30代の小泉今日子は、「当たり障りのない無難なもの」を着るという姿勢を取るようになっていました。これは、「どれだけ冴えたアイテムを消費するか」によって他人から抜きん出る態度の対極です。このころ――1990年代後半――の彼女が、「消費文化」とは縁遠いところにいたことがわかります。SATCを夢中で観ていた同世代と、小泉今日子は根本からちがうのです。
世紀末から2000年代にかけては、「小泉今日子と異なるタイプの女性たち」が、時代の先端を走っていました。小泉今日子がこの期間、「渋い」存在に見えたのはその影響です。
アイドル時代の小泉今日子も、時流の渦に飲まれているように見えながら、冷静に状況を見さだめていました(助川幸逸郎「もしも『なんてったってアイドル』を松田聖子が歌っていたら」dot.<ドット> 朝日新聞出版 参照)。彼女には、一時のトレンドに巻きこまれない独特のバランス感覚があるようです。

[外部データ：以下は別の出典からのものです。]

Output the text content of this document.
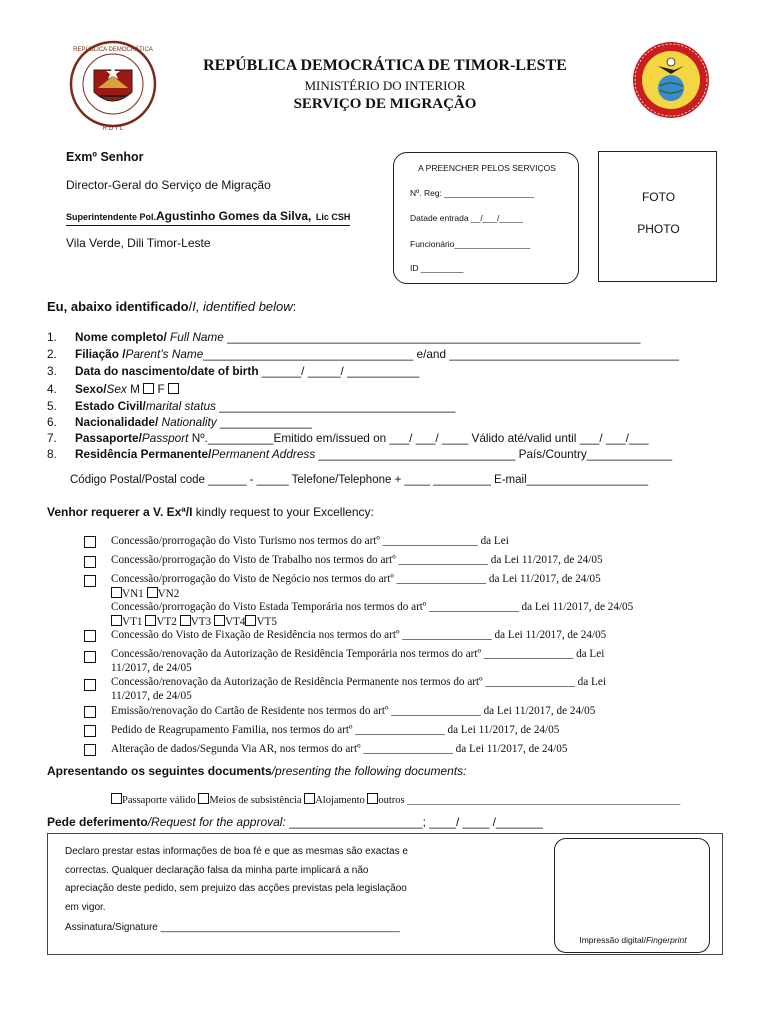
REPÚBLICA DEMOCRÁTICA
R D T L
REPÚBLICA DEMOCRÁTICA DE TIMOR-LESTE
MINISTÉRIO DO INTERIOR
SERVIÇO DE MIGRAÇÃO
Exmº Senhor
Director-Geral do Serviço de Migração
Superintendente Pol.Agustinho Gomes da Silva, Lic CSH
Vila Verde, Dili Timor-Leste
A PREENCHER PELOS SERVIÇOS
Nº. Reg: ___________________
Datade entrada __/___/_____
Funcionário________________
ID _________
FOTO
PHOTO
Eu, abaixo identificado/I, identified below:
1. Nome completo/ Full Name _______________________________________________________________
2. Filiação /Parent’s Name________________________________ e/and ___________________________________
3. Data do nascimento/date of birth ______/ _____/ ___________
4. Sexo/Sex M  F
5. Estado Civil/marital status ____________________________________
6. Nacionalidade/ Nationality ______________
7. Passaporte/Passport Nº.__________Emitido em/issued on ___/ ___/ ____ Válido até/valid until ___/ ___/___
8. Residência Permanente/Permanent Address ______________________________ País/Country_____________
Código Postal/Postal code ______ - _____ Telefone/Telephone + ____ _________ E-mail___________________
Venhor requerer a V. Exª/I kindly request to your Excellency:
Concessão/prorrogação do Visto Turismo nos termos do artº _________________ da Lei
Concessão/prorrogação do Visto de Trabalho nos termos do artº ________________ da Lei 11/2017, de 24/05
Concessão/prorrogação do Visto de Negócio nos termos do artº ________________ da Lei 11/2017, de 24/05
VN1 VN2
Concessão/prorrogação do Visto Estada Temporária nos termos do artº ________________ da Lei 11/2017, de 24/05
VT1 VT2 VT3 VT4 VT5
Concessão do Visto de Fixação de Residência nos termos do artº ________________ da Lei 11/2017, de 24/05
Concessão/renovação da Autorização de Residência Temporária nos termos do artº ________________ da Lei
11/2017, de 24/05
Concessão/renovação da Autorização de Residência Permanente nos termos do artº ________________ da Lei
11/2017, de 24/05
Emissão/renovação do Cartão de Residente nos termos do artº ________________ da Lei 11/2017, de 24/05
Pedido de Reagrupamento Familia, nos termos do artº ________________ da Lei 11/2017, de 24/05
Alteração de dados/Segunda Via AR, nos termos do artº ________________ da Lei 11/2017, de 24/05
Apresentando os seguintes documents/presenting the following documents:
Passaporte válido Meios de subsistência Alojamento outros ____________________________________________________
Pede deferimento/Request for the approval: ____________________; ____/ ____ /_______
Declaro prestar estas informações de boa fé e que as mesmas são exactas e
correctas. Qualquer declaração falsa da minha parte implicará a não
apreciação deste pedido, sem prejuizo das acções previstas pela legislaçãoo
em vigor.
Assinatura/Signature ___________________________________________
Impressão digital/Fingerprint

2008年のリーマンショックによって「消費文化」が衰退しはじめた現在、スポーツカーを乗りまわしたり、高級ブランド品で身を飾ったり――そういうライフスタイルは、「時代おくれ」と見られるようになっています。必死で「恋愛」を追い求めていた私の知り合いの女性たちも一変しました。彼女たちは今では、
「実際的な面と精神的な面、両方で助けあえるパートナーがいればいい」
といったことを口にします。「恋愛」と「消費」をむすびつけて考えなくなったのです。食文化にこだわっている人々も、「シャンパンを飲んでキャビア」という方向は求めません。「自然食」とか「地球にやさしい食生活」とかが、現在では「フード・エリート」のあいだでトレンドです。

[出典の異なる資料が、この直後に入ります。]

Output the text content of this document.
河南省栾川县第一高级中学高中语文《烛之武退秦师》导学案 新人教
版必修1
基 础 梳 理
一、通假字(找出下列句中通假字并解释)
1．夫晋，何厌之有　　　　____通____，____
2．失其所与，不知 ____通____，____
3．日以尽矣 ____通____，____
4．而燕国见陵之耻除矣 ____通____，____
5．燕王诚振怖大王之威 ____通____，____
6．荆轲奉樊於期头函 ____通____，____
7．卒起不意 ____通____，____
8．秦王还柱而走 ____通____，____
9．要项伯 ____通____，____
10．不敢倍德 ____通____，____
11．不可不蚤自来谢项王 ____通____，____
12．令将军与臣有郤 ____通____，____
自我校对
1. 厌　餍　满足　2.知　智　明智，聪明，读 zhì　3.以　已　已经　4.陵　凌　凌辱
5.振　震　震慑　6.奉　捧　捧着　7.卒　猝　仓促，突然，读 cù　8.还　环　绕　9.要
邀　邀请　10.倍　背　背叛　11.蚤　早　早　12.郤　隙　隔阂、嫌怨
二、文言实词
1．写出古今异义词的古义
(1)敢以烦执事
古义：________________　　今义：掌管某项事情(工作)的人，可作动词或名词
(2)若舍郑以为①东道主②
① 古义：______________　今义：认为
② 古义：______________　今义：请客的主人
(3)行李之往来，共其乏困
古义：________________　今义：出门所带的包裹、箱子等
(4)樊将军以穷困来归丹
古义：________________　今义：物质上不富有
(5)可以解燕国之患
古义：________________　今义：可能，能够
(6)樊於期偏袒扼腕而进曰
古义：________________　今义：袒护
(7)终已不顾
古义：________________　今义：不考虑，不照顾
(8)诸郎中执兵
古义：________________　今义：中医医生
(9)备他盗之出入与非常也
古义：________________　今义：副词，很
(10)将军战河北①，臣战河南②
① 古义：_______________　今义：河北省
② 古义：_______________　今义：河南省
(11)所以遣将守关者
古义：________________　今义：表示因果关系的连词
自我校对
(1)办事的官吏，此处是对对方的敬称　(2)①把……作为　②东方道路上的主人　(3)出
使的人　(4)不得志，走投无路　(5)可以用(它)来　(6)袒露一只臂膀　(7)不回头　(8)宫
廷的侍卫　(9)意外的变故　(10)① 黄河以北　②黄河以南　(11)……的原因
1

2008年と2010年に、SATCの映画版が作られました。TVドラマ版同様、「消費文化」志向の強い女性層をターゲットにした内容です。とくに2010年公開の第二弾は、主人公四人組がファーストクラスの飛行機でドバイに乗りこむというストーリーでした。その時代遅れな「バブル感」は、アメリカでも日本でも、共鳴を呼ぶどころか非難・失笑を浴びました。この事実からも、先進諸国が足なみをそろえて、「消費文化」の終焉を迎えていることがわかります。
エッセイストの山崎まどかに、『女子とニューヨーク』(メディア総合研究所)という著作があります。そのなかで、SATCのヒロイン・キャリー=ブラッドショーが論じられています。山崎によれば、キャリーは<地方からNYに出てきて、「特別な誰か」になろうとした女性>の代表なのだとか。

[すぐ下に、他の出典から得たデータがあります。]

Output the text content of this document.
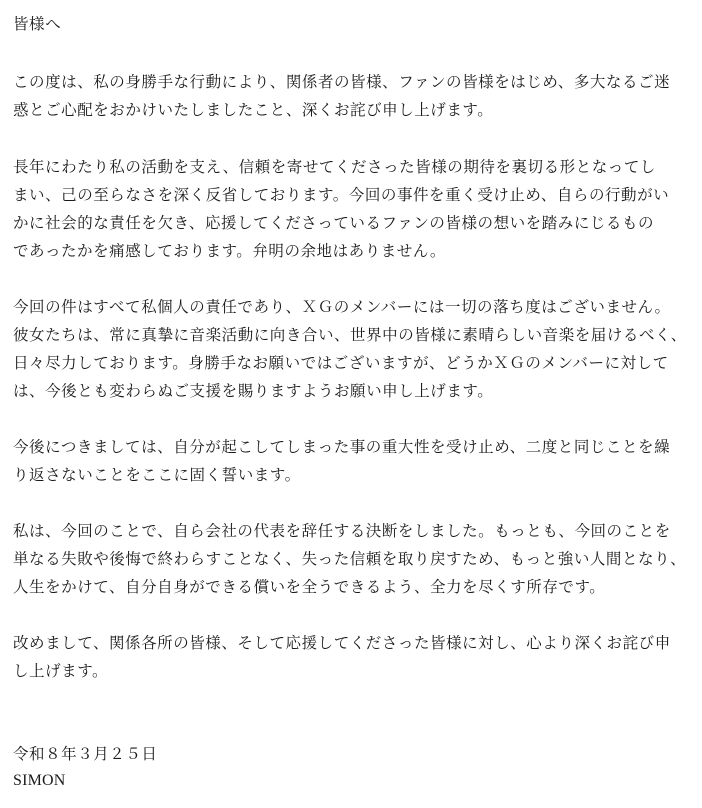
皆様へ
この度は、私の身勝手な行動により、関係者の皆様、ファンの皆様をはじめ、多大なるご迷
惑とご心配をおかけいたしましたこと、深くお詫び申し上げます。
長年にわたり私の活動を支え、信頼を寄せてくださった皆様の期待を裏切る形となってし
まい、己の至らなさを深く反省しております。今回の事件を重く受け止め、自らの行動がい
かに社会的な責任を欠き、応援してくださっているファンの皆様の想いを踏みにじるもの
であったかを痛感しております。弁明の余地はありません。
今回の件はすべて私個人の責任であり、ＸＧのメンバーには一切の落ち度はございません。
彼女たちは、常に真摯に音楽活動に向き合い、世界中の皆様に素晴らしい音楽を届けるべく、
日々尽力しております。身勝手なお願いではございますが、どうかＸＧのメンバーに対して
は、今後とも変わらぬご支援を賜りますようお願い申し上げます。
今後につきましては、自分が起こしてしまった事の重大性を受け止め、二度と同じことを繰
り返さないことをここに固く誓います。
私は、今回のことで、自ら会社の代表を辞任する決断をしました。もっとも、今回のことを
単なる失敗や後悔で終わらすことなく、失った信頼を取り戻すため、もっと強い人間となり、
人生をかけて、自分自身ができる償いを全うできるよう、全力を尽くす所存です。
改めまして、関係各所の皆様、そして応援してくださった皆様に対し、心より深くお詫び申
し上げます。
令和８年３月２５日
SIMON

だとすれば、『あまちゃん』の春子は、「挫折した和製キャリー」ということになります(上京してアイドル歌手になろうとして夢破れ、故郷にもどったわけですから)。「消費文化」の時代の象徴がキャリーとするなら、そうした時代の終焉を、身をもって語る存在が春子です。
そして、『最後から二番目の恋』の千明は「恋や結婚をあきらめかけた中年のキャリアウーマン」。中井貴一演じる長倉和平と、「恋人」というより「人生の道づれ」としてかかわります。彼女も、「恋愛」から「消費のユニット」という意味が失われた「今」を体現するキャラクターです。